Cela signifie que, par défaut :
le parent chez qui les enfants font partie du ménage peut les déclarer comme enfants à charge ;
l’autre parent ne peut pas simplement les déclarer comme entièrement à charge ;
si l’autre parent a encore les enfants repris sur sa fiche de paie, son précompte professionnel peut être trop faible, ce qui peut entraîner un supplément à payer lors du décompte final.
Dans un cas typique, cela peut donner l’impression qu’un parent reçoit tout l’avantage fiscal, par exemple un remboursement d’environ 3.000 €, tandis que l’autre doit rembourser environ 2.500 € parce que trop peu de précompte a été retenu pendant l’année.

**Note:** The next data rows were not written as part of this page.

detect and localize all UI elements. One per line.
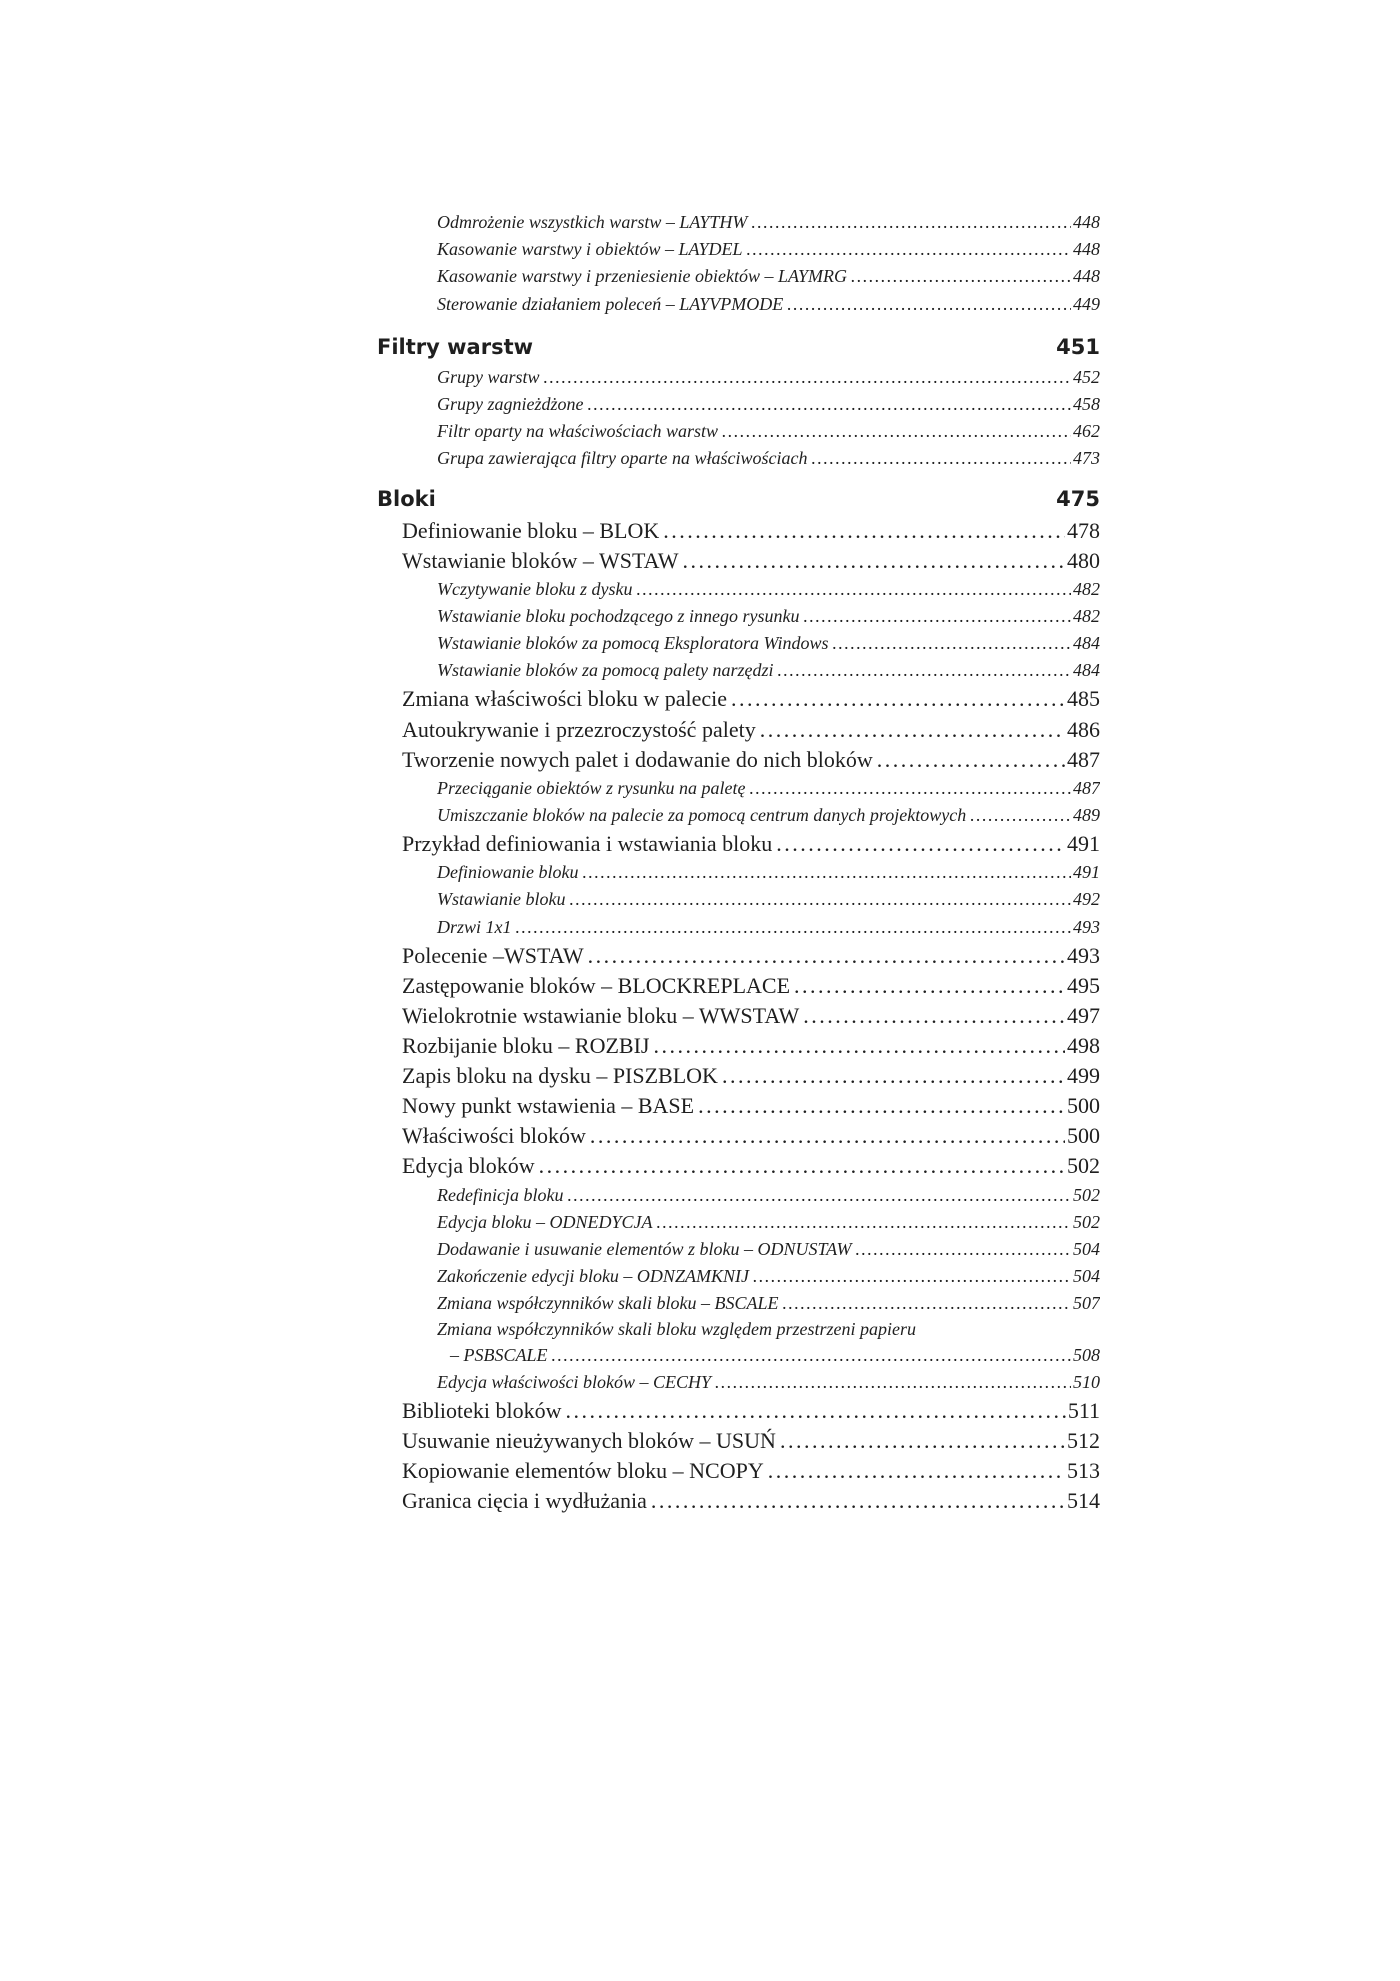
- dot-leader: [829, 630, 1072, 657]
- toc-entry-title: Grupy zagnieżdżone: [437, 393, 584, 414]
- dot-leader: [773, 657, 1071, 684]
- toc-entry-page: 482: [1073, 605, 1100, 626]
- toc-entry-page: 475: [1056, 486, 1100, 511]
- toc-entry-page: 448: [1073, 266, 1100, 287]
- toc-section-entry: [377, 745, 1100, 775]
- dot-leader: [535, 1151, 1065, 1181]
- dot-leader: [779, 1290, 1072, 1317]
- toc-entry-title: Kasowanie warstwy i przeniesienie obiektów – LAYMRG: [437, 266, 847, 287]
- toc-chapter-entry: [377, 330, 1100, 364]
- toc-subsection-entry: [377, 364, 1100, 391]
- toc-section-entry: [377, 1486, 1100, 1516]
- dot-leader: [512, 914, 1071, 941]
- toc-subsection-entry: [377, 802, 1100, 829]
- toc-entry-page: 512: [1067, 1427, 1100, 1453]
- toc-entry-page: 502: [1073, 1211, 1100, 1232]
- toc-entry-title: Sterowanie działaniem poleceń – LAYVPMODE: [437, 293, 784, 314]
- toc-entry-page: 502: [1073, 1184, 1100, 1205]
- dot-leader: [584, 941, 1065, 971]
- table-of-contents: [377, 209, 1100, 1516]
- toc-entry-title: Przykład definiowania i wstawiania bloku: [402, 831, 773, 857]
- toc-subsection-entry: [377, 291, 1100, 318]
- dot-leader: [584, 391, 1072, 418]
- dot-leader: [649, 1031, 1065, 1061]
- toc-entry-page: 504: [1073, 1238, 1100, 1259]
- toc-subsection-entry: [377, 1236, 1100, 1263]
- dot-leader: [711, 1369, 1071, 1396]
- toc-entry-page: 484: [1073, 660, 1100, 681]
- toc-subsection-entry: [377, 630, 1100, 657]
- toc-entry-title: Wielokrotnie wstawianie bloku – WWSTAW: [402, 1002, 800, 1028]
- toc-entry-page: 493: [1073, 916, 1100, 937]
- toc-entry-page: 448: [1073, 239, 1100, 260]
- toc-entry-title: Filtry warstw: [377, 334, 534, 359]
- toc-entry-page: 502: [1067, 1153, 1100, 1179]
- dot-leader: [562, 1396, 1066, 1426]
- toc-section-entry: [377, 941, 1100, 971]
- toc-chapter-entry: [377, 482, 1100, 516]
- dot-leader: [808, 445, 1072, 472]
- toc-entry-page: 499: [1067, 1063, 1100, 1089]
- toc-subsection-entry: [377, 886, 1100, 913]
- toc-entry-title: Definiowanie bloku – BLOK: [402, 517, 660, 543]
- toc-subsection-entry: [377, 775, 1100, 802]
- dot-leader: [799, 603, 1071, 630]
- toc-entry-title: Wstawianie bloków za pomocą palety narzędzi: [437, 660, 774, 681]
- dot-leader: [790, 971, 1065, 1001]
- toc-subsection-entry: [377, 1317, 1100, 1368]
- dot-leader: [873, 745, 1065, 775]
- toc-entry-page: 489: [1073, 804, 1100, 825]
- toc-section-entry: [377, 1456, 1100, 1486]
- toc-entry-title: Wstawianie bloku: [437, 889, 566, 910]
- toc-entry-title: Filtr oparty na właściwościach warstw: [437, 421, 719, 442]
- toc-entry-title: Właściwości bloków: [402, 1123, 586, 1149]
- dot-leader: [566, 886, 1072, 913]
- dot-leader: [966, 802, 1071, 829]
- toc-section-entry: [377, 971, 1100, 1001]
- toc-entry-title: Dodawanie i usuwanie elementów z bloku – ODNUSTAW: [437, 1238, 852, 1259]
- toc-section-entry: [377, 1091, 1100, 1121]
- dot-leader: [727, 684, 1065, 714]
- dot-leader: [745, 775, 1071, 802]
- toc-subsection-entry: [377, 445, 1100, 472]
- dot-leader: [679, 546, 1065, 576]
- toc-entry-title: Kasowanie warstwy i obiektów – LAYDEL: [437, 239, 743, 260]
- toc-section-entry: [377, 684, 1100, 714]
- toc-entry-page: 500: [1067, 1093, 1100, 1119]
- toc-subsection-entry: [377, 1182, 1100, 1209]
- toc-subsection-entry: [377, 914, 1100, 941]
- dot-leader: [563, 1182, 1071, 1209]
- toc-entry-title: Granica cięcia i wydłużania: [402, 1488, 647, 1514]
- toc-section-entry: [377, 1061, 1100, 1091]
- toc-entry-title: Wstawianie bloków – WSTAW: [402, 547, 679, 573]
- dot-leader: [749, 1263, 1071, 1290]
- toc-entry-page: 500: [1067, 1123, 1100, 1149]
- toc-section-entry: [377, 829, 1100, 859]
- toc-entry-page: 484: [1073, 633, 1100, 654]
- toc-subsection-entry: [377, 236, 1100, 263]
- toc-entry-page: 507: [1073, 1293, 1100, 1314]
- dot-leader: [747, 209, 1071, 236]
- dot-leader: [548, 1343, 1072, 1369]
- toc-subsection-entry: [377, 1369, 1100, 1396]
- toc-entry-page: 480: [1067, 547, 1100, 573]
- toc-entry-page: 504: [1073, 1266, 1100, 1287]
- toc-entry-title: Zmiana współczynników skali bloku – BSCALE: [437, 1293, 779, 1314]
- toc-entry-title-continued: – PSBSCALE: [450, 1345, 548, 1366]
- toc-section-entry: [377, 1151, 1100, 1181]
- toc-subsection-entry: [377, 1209, 1100, 1236]
- toc-entry-page: 514: [1067, 1488, 1100, 1514]
- toc-entry-title: Grupy warstw: [437, 366, 540, 387]
- toc-entry-page: 491: [1067, 831, 1100, 857]
- toc-entry-title: Odmrożenie wszystkich warstw – LAYTHW: [437, 212, 748, 232]
- toc-entry-page: 487: [1067, 746, 1100, 772]
- toc-entry-page: 508: [1073, 1345, 1100, 1366]
- toc-entry-title: Grupa zawierająca filtry oparte na właściwościach: [437, 448, 808, 469]
- dot-leader: [772, 829, 1065, 859]
- toc-subsection-entry: [377, 418, 1100, 445]
- toc-entry-page: 485: [1067, 686, 1100, 712]
- toc-subsection-entry: [377, 576, 1100, 603]
- toc-entry-page: 449: [1073, 293, 1100, 314]
- toc-section-entry: [377, 546, 1100, 576]
- dot-leader: [578, 859, 1071, 886]
- toc-subsection-entry: [377, 1263, 1100, 1290]
- toc-entry-page: 493: [1067, 942, 1100, 968]
- dot-leader: [652, 1209, 1071, 1236]
- dot-leader: [743, 236, 1071, 263]
- toc-entry-page: 497: [1067, 1002, 1100, 1028]
- toc-entry-page: 473: [1073, 448, 1100, 469]
- toc-entry-title: Umiszczanie bloków na palecie za pomocą centrum danych projektowych: [437, 804, 967, 825]
- toc-entry-page: 478: [1067, 517, 1100, 543]
- dot-leader: [776, 1426, 1065, 1456]
- toc-entry-title: Wstawianie bloków za pomocą Eksploratora Windows: [437, 633, 829, 654]
- toc-subsection-entry: [377, 209, 1100, 236]
- toc-section-entry: [377, 1031, 1100, 1061]
- toc-section-entry: [377, 1001, 1100, 1031]
- dot-leader: [718, 418, 1071, 445]
- dot-leader: [540, 364, 1071, 391]
- toc-subsection-entry: [377, 391, 1100, 418]
- toc-entry-title: Biblioteki bloków: [402, 1397, 562, 1423]
- toc-entry-title: Zastępowanie bloków – BLOCKREPLACE: [402, 972, 791, 998]
- toc-entry-title: Redefinicja bloku: [437, 1184, 564, 1205]
- toc-entry-page: 510: [1073, 1371, 1100, 1392]
- toc-entry-title: Zakończenie edycji bloku – ODNZAMKNIJ: [437, 1266, 749, 1287]
- toc-entry-title: Edycja bloków: [402, 1153, 535, 1179]
- toc-subsection-entry: [377, 859, 1100, 886]
- toc-entry-title: Rozbijanie bloku – ROZBIJ: [402, 1033, 650, 1059]
- toc-entry-page: 452: [1073, 366, 1100, 387]
- toc-entry-page: 513: [1067, 1458, 1100, 1483]
- toc-section-entry: [377, 715, 1100, 745]
- toc-subsection-entry: [377, 263, 1100, 290]
- toc-entry-title: Wczytywanie bloku z dysku: [437, 578, 633, 599]
- toc-entry-title: Tworzenie nowych palet i dodawanie do nich bloków: [402, 746, 873, 772]
- dot-leader: [799, 1001, 1065, 1031]
- toc-subsection-entry: [377, 657, 1100, 684]
- toc-entry-page: 486: [1067, 716, 1100, 742]
- dot-leader: [586, 1121, 1065, 1151]
- toc-subsection-entry: [377, 1290, 1100, 1317]
- toc-entry-title: Wstawianie bloku pochodzącego z innego rysunku: [437, 605, 800, 626]
- toc-entry-title: Edycja bloku – ODNEDYCJA: [437, 1211, 653, 1232]
- toc-entry-page: 451: [1056, 334, 1100, 359]
- dot-leader: [647, 1486, 1065, 1516]
- toc-entry-page: 448: [1073, 212, 1100, 232]
- dot-leader: [718, 1061, 1065, 1091]
- toc-entry-title: Definiowanie bloku: [437, 862, 579, 883]
- toc-entry-page: 511: [1067, 1397, 1100, 1423]
- toc-entry-title: Nowy punkt wstawienia – BASE: [402, 1093, 695, 1119]
- toc-section-entry: [377, 1426, 1100, 1456]
- toc-entry-page: 462: [1073, 421, 1100, 442]
- toc-entry-title: Bloki: [377, 486, 436, 511]
- toc-subsection-entry: [377, 603, 1100, 630]
- toc-entry-page: 487: [1073, 777, 1100, 798]
- toc-entry-title: Zmiana współczynników skali bloku względem przestrzeni papieru: [437, 1319, 916, 1340]
- toc-entry-page: 495: [1067, 972, 1100, 998]
- dot-leader: [851, 1236, 1071, 1263]
- toc-entry-title: Przeciąganie obiektów z rysunku na paletę: [437, 777, 746, 798]
- toc-entry-page: 492: [1073, 889, 1100, 910]
- toc-entry-page: 458: [1073, 393, 1100, 414]
- dot-leader: [764, 1456, 1065, 1486]
- toc-entry-title: Drzwi 1x1: [437, 916, 512, 937]
- toc-entry-title: Polecenie –WSTAW: [402, 942, 584, 968]
- dot-leader: [694, 1091, 1065, 1121]
- toc-entry-title: Autoukrywanie i przezroczystość palety: [402, 716, 756, 742]
- dot-leader: [756, 715, 1065, 745]
- toc-entry-title: Zapis bloku na dysku – PISZBLOK: [402, 1063, 718, 1089]
- dot-leader: [659, 516, 1065, 546]
- toc-entry-title: Zmiana właściwości bloku w palecie: [402, 686, 728, 712]
- toc-section-entry: [377, 1396, 1100, 1426]
- toc-entry-page: 498: [1067, 1033, 1100, 1059]
- dot-leader: [847, 263, 1071, 290]
- dot-leader: [783, 291, 1071, 318]
- toc-entry-title: Edycja właściwości bloków – CECHY: [437, 1371, 711, 1392]
- toc-entry-page: 482: [1073, 578, 1100, 599]
- toc-entry-page: 491: [1073, 862, 1100, 883]
- dot-leader: [632, 576, 1071, 603]
- toc-entry-title: Usuwanie nieużywanych bloków – USUŃ: [402, 1427, 776, 1453]
- toc-entry-title: Kopiowanie elementów bloku – NCOPY: [402, 1458, 764, 1483]
- toc-section-entry: [377, 516, 1100, 546]
- toc-section-entry: [377, 1121, 1100, 1151]
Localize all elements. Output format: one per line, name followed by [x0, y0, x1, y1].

La coparentalité fiscale permet-elle de partager l’avantage ?
Oui, mais uniquement si les conditions de l’article 132bis CIR 92 sont remplies.
Le régime de coparentalité fiscale permet de répartir par moitié les suppléments de quotité exemptée d’impôt pour enfants à charge entre deux parents séparés.
Les conditions principales sont les suivantes :
les parents ont des enfants communs ;
ils ne font plus partie du même ménage ;
chacun remplit une obligation d’entretien à l’égard des enfants ;
l’hébergement est réparti de manière égalitaire, en principe 50/50 ;
cette répartition est prévue par une décision judiciaire ou par une convention mutuelle enregistrée ou homologuée ;
aucun des deux parents ne déduit de rente alimentaire pour ces enfants.
Le point souvent oublié est que l’hébergement égalitaire ne suffit pas. Un accord verbal, ou même un document signé mais non enregistré lorsque l’enregistrement est requis, ne suffit pas nécessairement à faire appliquer le régime.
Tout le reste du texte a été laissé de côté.